Intelligent workload management distributes application workloads across data center and cloud-based infrastructure based on the resources available to run the applications and process the data. Workloads, the current ways an application is working on both physical and virtual servers, require space and energy, and server performance will slow if overloaded. Intelligent workload management learns the resource needs of a workload and then assigns it to an environment where it can run effectively. Good intelligent workload management systems manage virtual environments, data centers, and an organization’s activity in the cloud.
Cloud workload management
Different operating environments make workload management more challenging. Company data and processes are scattered across public clouds, private clouds, and on-premise servers. To successfully control workloads, businesses need management systems that know how and when to transfer applications and workloads.

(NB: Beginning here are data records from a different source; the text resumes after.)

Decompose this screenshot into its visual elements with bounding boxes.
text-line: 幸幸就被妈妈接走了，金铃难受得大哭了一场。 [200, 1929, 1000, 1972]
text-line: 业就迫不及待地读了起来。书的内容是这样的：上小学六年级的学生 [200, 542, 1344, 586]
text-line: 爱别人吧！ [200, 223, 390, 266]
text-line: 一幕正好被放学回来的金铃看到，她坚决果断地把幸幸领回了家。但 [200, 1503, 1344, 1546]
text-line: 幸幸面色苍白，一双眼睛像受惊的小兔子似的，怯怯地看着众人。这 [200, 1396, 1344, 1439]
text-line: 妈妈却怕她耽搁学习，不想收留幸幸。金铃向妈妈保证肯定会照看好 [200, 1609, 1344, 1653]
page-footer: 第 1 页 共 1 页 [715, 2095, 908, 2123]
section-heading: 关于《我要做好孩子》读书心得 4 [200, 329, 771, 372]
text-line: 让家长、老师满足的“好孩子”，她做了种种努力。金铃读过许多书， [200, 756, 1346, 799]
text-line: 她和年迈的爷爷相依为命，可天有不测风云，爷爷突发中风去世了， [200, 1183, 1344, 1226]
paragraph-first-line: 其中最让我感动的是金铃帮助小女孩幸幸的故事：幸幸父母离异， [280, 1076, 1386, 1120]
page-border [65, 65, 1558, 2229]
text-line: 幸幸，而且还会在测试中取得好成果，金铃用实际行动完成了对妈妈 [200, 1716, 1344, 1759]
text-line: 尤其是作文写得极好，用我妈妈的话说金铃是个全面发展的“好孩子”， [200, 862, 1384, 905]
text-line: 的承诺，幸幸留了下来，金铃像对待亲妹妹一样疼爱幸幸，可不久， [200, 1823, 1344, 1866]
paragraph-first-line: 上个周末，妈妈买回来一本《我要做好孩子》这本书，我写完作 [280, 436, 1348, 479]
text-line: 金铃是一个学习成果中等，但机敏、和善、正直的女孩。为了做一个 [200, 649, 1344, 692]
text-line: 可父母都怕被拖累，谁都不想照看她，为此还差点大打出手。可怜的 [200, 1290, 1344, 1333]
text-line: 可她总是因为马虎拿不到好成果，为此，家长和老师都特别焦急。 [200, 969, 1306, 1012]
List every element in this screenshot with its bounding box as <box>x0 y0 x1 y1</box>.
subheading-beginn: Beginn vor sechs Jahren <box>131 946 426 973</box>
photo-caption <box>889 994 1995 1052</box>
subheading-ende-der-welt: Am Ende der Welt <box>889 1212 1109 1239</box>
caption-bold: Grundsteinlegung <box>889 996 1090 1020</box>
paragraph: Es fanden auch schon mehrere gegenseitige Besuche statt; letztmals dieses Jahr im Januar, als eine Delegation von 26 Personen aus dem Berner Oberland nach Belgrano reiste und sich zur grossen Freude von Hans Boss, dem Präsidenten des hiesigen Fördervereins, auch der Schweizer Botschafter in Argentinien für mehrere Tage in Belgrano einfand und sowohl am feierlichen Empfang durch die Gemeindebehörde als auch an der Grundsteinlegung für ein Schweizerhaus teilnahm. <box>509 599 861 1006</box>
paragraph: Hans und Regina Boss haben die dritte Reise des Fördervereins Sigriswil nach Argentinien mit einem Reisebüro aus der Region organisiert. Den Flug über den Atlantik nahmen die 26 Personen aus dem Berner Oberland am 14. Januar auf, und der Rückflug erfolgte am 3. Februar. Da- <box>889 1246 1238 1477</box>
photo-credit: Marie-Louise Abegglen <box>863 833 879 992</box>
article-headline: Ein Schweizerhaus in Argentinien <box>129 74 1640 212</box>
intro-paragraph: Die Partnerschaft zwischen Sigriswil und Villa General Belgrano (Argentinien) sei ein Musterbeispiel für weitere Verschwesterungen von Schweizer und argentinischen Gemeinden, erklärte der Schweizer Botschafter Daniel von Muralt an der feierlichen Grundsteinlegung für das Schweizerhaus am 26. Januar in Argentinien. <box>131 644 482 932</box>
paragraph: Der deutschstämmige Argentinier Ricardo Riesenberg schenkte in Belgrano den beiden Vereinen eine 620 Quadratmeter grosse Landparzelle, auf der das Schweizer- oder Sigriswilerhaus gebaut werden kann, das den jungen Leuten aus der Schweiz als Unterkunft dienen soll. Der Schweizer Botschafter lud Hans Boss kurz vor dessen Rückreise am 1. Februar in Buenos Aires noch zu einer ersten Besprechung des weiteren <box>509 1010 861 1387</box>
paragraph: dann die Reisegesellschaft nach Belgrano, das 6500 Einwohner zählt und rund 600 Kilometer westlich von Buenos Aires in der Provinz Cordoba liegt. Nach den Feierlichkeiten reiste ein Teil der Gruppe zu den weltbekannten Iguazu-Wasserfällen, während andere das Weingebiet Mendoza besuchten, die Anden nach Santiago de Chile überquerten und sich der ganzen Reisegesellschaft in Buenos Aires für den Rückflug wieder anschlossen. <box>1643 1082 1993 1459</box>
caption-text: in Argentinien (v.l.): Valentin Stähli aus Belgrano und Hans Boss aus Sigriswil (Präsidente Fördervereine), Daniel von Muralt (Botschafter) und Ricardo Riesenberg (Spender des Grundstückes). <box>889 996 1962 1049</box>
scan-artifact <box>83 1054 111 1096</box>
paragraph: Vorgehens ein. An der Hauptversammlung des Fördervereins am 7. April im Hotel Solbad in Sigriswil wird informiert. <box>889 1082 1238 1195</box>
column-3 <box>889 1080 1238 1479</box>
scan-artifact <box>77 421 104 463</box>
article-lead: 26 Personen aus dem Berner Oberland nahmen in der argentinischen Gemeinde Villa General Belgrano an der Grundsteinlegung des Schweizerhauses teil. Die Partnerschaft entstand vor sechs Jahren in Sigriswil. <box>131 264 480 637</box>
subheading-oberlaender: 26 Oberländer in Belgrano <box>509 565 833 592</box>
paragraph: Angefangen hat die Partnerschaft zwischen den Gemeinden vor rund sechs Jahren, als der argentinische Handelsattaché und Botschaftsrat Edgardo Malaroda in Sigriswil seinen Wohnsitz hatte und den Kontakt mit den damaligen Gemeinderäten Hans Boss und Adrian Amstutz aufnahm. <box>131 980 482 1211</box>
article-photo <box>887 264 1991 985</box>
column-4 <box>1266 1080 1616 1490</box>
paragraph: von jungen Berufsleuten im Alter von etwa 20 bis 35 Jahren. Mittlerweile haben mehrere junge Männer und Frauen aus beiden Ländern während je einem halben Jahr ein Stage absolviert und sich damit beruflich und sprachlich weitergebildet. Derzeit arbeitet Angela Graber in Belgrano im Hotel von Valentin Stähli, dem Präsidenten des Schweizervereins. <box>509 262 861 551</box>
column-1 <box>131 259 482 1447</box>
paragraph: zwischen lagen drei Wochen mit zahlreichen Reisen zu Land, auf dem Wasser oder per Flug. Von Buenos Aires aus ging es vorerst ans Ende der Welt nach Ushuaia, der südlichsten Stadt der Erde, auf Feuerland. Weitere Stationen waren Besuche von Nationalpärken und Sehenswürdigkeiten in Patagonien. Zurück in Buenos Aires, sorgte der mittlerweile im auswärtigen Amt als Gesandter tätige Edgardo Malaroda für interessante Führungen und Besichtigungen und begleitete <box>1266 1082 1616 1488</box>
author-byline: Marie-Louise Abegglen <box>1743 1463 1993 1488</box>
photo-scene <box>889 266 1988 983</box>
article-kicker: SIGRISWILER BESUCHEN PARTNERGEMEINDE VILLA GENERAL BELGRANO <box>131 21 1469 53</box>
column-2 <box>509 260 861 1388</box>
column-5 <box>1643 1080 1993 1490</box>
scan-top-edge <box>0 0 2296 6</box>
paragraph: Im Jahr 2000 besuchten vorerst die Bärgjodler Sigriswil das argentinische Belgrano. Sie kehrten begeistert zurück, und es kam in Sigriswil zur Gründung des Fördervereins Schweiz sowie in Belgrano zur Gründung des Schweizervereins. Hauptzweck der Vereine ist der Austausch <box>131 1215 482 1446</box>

In a hybrid cloud environment, workload balancers funnel workloads into the best location. Hybrid application workload management can transfer workloads between multiple cloud and on-premise environments. Load balancing moves workloads between servers dependent on their availability and efficiency.
Artificial intelligence and workload management
As data centers expand their infrastructure to accommodate larger amounts of data, artificial intelligence and machine learning require sizable workloads and plenty of data. This puts further strain on workload management processes as workloads increase in complexity. But on the other side of the coin, artificial intelligence can also be deployed in intelligent workload management, learning how to identify the best places to transfer applications, locate slowdowns and prescribe solutions, or automatically begin adjusting workload patterns.